Gertrude Leese
(British 1870 – 1963)
The Fountain at Saint Paul de Vence, c.1924-1925
watercolour and pencil on paper
signed in pencil lower right ‘Gertrude Leese’
42.2 x 29.7 cm.
(framed 47 x 36 cm.)
in a period frame
Gertrude Leese was a good friend of the artist Jessica Dismorr, and cousin to Dismorr’s partner, fellow artist Catherine Dawson Giles, with whose delicately coloured, pared-down watercolours there is much resonance. The three women all studied with the American artist, Max Bohm, at his studio in the Etaples art colony at the turn of the century. During the First World War they created their own art retreat, buying a pair of 15th century cottages at Amberley in west Sussex, with new friends from the War Office - two of them formerly at the Royal Academy Schools - Rachel Levy and Margaret Hodgson. “In the Orchard overlooking the Wild Brooks, between the fall of apples or the cries of snipe or bittern, we could sometimes hear the guns of France”, wrote Rachel Levy.
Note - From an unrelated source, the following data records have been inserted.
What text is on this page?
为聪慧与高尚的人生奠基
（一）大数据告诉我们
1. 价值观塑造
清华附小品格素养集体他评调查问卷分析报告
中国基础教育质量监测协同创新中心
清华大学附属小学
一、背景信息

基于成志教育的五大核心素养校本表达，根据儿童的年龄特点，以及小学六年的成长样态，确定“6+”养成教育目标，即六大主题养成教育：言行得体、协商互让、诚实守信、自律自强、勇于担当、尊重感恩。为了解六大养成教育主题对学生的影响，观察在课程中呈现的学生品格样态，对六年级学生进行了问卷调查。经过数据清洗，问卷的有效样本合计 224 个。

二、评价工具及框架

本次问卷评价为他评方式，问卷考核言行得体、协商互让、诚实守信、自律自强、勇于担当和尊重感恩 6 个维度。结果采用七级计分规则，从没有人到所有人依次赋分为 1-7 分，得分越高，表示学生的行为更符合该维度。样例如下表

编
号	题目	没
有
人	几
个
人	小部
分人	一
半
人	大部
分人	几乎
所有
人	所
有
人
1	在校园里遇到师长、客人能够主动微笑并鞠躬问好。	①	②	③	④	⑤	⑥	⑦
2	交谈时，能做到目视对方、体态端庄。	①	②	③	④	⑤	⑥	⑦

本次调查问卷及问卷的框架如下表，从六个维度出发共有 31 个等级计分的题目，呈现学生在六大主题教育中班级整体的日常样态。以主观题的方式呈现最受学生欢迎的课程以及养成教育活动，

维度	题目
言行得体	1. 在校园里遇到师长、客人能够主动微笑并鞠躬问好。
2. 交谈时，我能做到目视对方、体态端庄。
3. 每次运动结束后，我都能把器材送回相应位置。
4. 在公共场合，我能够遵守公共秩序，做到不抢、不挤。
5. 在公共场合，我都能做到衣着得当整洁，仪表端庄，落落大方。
This drawing dates to the 1920s when the friends’ visits to the south of France were almost annual, their object being to paint landscapes in a primitive style. In 1924, Leese, already over fifty, had enrolled as a student again at the Académie de la Palette in Paris, and her ‘maître’ there was Henri le Fauconnier. It’s probable that she was joined by her cousin Dawson Giles at this time, and the pair continued their travels to the south of France, including Saint Paul de Vence, itself a hub of artistic activity, with the likes of Henri Matisse and Fernand Léger among others.